Our in vivo study corroborates the in vitro findings, with significant differences from the control groups observed only in mice receiving the highest dose of statin (80 mg/kg) in their daily diet. An equivalent dose in humans is 390 mg/day for a 60-kg adult (36). This very high dose of atorvastatin could be avoided if we were to use daily gavage or intraperitoneal injections as the administration route, but this would be impractical for a 5-month period of treatment. This subject will be addressed in a future work.

Taken together, our results show that statins are able to inactivate M. leprae and M. tuberculosis in vitro, as well as potentiate the antimicrobial effect of rifampin against both pathogens. We can see that the atorvastatin-rifampin combination presents very different results than those with each drug used separately, increasing rifampin mycobactericidal activity (Fig. 1 and 4A) while decreasing the inflammatory response and tissue damage (Fig. 5G and H). We believe that this decrease in M. leprae viability contributed to the reduction in the inflammatory infiltrate observed in Fig. 5, but this decrease alone does not explain everything, since the viability observed under both conditions, rifampin alone and the rifampin-atorvastatin combination, shows only a small difference, while the inflammatory infiltrate reduction is much more evident.

The inflammatory infiltrate reduction observed in Fig. 5 can be explained by the well-known pleiotropic effect of the statins already described in other models (20, 21, 37–39). Recent studies have demonstrated that statins may be beneficial in the treatment of T-cell–mediated autoimmune diseases (40), due to the involvement of cholesterol in the maintenance of lipid raft structures and its importance in T-cell activation (41). By reducing isoprenoids, statins also inhibit protein prenylation, blocking small GTPase Ras superfamily tethering and activity (42), leading to the inhibition of T-cell activation (43), antigen uptake, processing, and presentation by antigen-presenting cells, as well as their maturation (44).

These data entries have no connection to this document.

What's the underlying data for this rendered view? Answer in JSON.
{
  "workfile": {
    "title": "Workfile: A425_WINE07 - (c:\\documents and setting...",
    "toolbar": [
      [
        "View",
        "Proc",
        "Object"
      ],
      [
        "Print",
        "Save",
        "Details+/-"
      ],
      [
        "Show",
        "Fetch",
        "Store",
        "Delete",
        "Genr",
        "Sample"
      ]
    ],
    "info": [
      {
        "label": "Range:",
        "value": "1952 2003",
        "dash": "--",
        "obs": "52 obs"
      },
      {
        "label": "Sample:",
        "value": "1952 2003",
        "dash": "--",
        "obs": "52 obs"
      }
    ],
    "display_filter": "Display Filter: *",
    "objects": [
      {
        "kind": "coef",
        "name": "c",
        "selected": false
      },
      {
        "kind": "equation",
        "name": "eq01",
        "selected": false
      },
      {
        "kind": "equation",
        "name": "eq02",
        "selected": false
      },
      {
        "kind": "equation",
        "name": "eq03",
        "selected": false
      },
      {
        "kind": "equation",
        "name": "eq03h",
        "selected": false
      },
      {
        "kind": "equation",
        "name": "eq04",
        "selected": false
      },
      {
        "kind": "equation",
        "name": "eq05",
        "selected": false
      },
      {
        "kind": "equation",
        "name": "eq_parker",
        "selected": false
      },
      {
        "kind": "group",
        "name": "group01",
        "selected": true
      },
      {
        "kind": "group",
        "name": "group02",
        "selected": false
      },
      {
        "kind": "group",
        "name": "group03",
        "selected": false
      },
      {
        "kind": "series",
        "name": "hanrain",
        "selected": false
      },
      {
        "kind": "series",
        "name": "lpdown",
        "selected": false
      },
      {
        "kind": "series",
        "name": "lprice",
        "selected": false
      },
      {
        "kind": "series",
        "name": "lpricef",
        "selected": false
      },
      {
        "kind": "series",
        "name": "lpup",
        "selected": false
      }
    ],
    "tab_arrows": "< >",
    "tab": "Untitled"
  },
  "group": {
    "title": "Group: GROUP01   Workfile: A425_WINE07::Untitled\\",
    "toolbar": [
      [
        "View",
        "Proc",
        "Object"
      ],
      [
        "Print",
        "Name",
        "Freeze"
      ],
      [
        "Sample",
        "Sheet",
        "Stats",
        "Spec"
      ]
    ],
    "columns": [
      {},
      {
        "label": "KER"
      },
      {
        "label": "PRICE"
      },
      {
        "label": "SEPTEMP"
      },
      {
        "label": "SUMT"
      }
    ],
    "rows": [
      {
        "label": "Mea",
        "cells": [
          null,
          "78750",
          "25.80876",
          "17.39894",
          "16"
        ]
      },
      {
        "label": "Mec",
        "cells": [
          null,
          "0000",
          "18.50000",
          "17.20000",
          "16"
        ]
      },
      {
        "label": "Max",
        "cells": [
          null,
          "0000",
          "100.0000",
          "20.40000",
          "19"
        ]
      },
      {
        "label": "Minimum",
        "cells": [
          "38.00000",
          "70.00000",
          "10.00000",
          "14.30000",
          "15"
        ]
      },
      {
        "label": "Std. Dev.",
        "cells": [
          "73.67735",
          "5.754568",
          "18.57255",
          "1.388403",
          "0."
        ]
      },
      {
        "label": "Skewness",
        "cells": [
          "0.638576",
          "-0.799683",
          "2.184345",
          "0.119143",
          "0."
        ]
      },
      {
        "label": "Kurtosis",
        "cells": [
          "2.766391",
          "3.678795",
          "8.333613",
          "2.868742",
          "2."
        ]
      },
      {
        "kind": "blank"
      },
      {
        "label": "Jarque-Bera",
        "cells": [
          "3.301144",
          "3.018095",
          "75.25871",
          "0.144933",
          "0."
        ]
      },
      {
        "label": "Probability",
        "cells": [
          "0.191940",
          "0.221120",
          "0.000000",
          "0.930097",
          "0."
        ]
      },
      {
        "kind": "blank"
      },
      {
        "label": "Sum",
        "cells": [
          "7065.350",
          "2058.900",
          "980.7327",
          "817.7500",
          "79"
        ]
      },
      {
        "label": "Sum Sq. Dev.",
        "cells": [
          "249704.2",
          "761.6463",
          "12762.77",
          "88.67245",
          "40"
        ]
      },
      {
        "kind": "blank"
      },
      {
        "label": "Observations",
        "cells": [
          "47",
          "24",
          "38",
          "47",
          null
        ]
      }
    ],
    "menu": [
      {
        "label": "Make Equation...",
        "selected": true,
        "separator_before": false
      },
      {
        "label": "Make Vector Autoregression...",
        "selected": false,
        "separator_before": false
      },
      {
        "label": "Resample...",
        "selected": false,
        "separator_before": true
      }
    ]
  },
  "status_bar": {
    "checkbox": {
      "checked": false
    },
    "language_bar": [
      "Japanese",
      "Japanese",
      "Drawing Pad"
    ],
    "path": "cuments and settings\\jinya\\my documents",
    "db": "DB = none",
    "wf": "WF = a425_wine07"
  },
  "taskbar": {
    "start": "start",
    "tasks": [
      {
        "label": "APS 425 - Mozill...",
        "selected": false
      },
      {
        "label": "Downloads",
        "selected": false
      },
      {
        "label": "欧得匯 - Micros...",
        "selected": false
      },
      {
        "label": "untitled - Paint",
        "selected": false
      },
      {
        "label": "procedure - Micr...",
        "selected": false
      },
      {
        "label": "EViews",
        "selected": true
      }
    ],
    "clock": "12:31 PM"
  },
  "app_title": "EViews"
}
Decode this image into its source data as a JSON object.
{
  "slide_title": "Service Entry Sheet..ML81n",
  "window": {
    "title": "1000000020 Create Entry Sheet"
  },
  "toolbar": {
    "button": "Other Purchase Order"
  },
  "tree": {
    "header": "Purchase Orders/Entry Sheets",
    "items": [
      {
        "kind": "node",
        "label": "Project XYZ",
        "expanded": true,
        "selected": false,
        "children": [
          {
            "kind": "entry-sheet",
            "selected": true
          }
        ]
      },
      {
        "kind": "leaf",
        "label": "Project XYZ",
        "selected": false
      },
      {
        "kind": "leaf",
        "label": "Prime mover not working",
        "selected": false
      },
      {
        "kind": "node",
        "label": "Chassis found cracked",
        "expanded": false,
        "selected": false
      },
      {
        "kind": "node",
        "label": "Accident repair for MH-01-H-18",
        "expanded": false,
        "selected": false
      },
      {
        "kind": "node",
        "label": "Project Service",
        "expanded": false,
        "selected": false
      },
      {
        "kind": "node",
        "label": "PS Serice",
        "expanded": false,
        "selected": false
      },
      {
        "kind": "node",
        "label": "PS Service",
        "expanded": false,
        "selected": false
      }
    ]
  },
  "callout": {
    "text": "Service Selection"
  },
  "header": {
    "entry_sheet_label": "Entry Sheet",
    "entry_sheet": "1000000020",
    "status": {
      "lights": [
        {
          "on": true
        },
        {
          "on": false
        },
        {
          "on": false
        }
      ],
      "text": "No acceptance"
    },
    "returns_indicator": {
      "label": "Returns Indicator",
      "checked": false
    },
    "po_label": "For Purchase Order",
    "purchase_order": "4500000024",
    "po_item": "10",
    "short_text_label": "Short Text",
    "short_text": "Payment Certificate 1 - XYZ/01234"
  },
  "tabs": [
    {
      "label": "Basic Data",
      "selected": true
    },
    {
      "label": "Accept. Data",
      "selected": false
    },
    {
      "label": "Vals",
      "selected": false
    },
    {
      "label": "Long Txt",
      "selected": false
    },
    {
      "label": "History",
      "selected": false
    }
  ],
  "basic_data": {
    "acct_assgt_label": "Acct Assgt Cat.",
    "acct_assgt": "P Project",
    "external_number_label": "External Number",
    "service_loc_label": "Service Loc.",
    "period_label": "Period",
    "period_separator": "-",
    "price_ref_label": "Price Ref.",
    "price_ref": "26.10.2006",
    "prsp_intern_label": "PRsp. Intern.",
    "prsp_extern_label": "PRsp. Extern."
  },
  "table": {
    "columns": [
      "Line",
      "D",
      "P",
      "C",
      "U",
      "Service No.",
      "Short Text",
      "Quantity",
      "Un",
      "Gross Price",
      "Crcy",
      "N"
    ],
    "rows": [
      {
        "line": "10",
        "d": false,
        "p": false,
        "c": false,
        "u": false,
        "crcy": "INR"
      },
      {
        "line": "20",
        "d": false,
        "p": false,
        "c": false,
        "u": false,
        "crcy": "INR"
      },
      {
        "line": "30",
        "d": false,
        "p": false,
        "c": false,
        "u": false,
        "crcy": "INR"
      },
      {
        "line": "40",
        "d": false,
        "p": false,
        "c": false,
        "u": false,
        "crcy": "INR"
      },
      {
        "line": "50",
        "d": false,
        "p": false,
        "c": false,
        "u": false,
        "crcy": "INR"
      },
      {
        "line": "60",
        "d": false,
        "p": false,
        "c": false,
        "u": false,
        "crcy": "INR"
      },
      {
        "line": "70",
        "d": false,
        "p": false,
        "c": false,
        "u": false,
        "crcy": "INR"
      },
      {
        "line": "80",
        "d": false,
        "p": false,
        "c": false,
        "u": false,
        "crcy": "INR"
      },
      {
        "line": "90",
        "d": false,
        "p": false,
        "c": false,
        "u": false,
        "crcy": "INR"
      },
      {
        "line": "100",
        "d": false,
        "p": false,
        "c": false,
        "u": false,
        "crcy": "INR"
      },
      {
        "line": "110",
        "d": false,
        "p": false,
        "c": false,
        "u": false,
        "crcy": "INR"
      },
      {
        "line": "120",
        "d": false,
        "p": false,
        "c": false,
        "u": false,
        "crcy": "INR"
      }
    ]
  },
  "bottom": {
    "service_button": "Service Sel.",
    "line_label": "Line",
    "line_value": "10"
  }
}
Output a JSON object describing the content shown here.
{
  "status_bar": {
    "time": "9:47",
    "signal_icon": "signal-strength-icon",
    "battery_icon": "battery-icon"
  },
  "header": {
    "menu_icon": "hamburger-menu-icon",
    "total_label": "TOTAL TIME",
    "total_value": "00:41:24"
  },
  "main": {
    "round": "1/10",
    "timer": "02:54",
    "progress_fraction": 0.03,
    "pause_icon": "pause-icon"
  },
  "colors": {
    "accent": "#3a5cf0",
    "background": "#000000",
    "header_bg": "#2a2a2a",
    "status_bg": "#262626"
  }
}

The immunomodulatory pleiotropic effect of the combination of statin and rifampin might be particularly beneficial to the inhibition of leprosy reactional episodes during treatment. The combination of statins with MDT might reduce the occurrence of reactional episodes, which are characterized by an intense and sudden activation of the host immune response with high levels of tumor necrosis factor alpha (TNF-α), affecting about half of the patients under treatment (45). The use of statins to control mycobacteriosis might be a low-cost, efficient, and fast way to provide an entirely new class of drugs to aid tuberculosis and leprosy treatment efforts, being of extreme importance if used in association with the MDT regime against MDR or extensively drug-resistant (XDR) mycobacterial strains.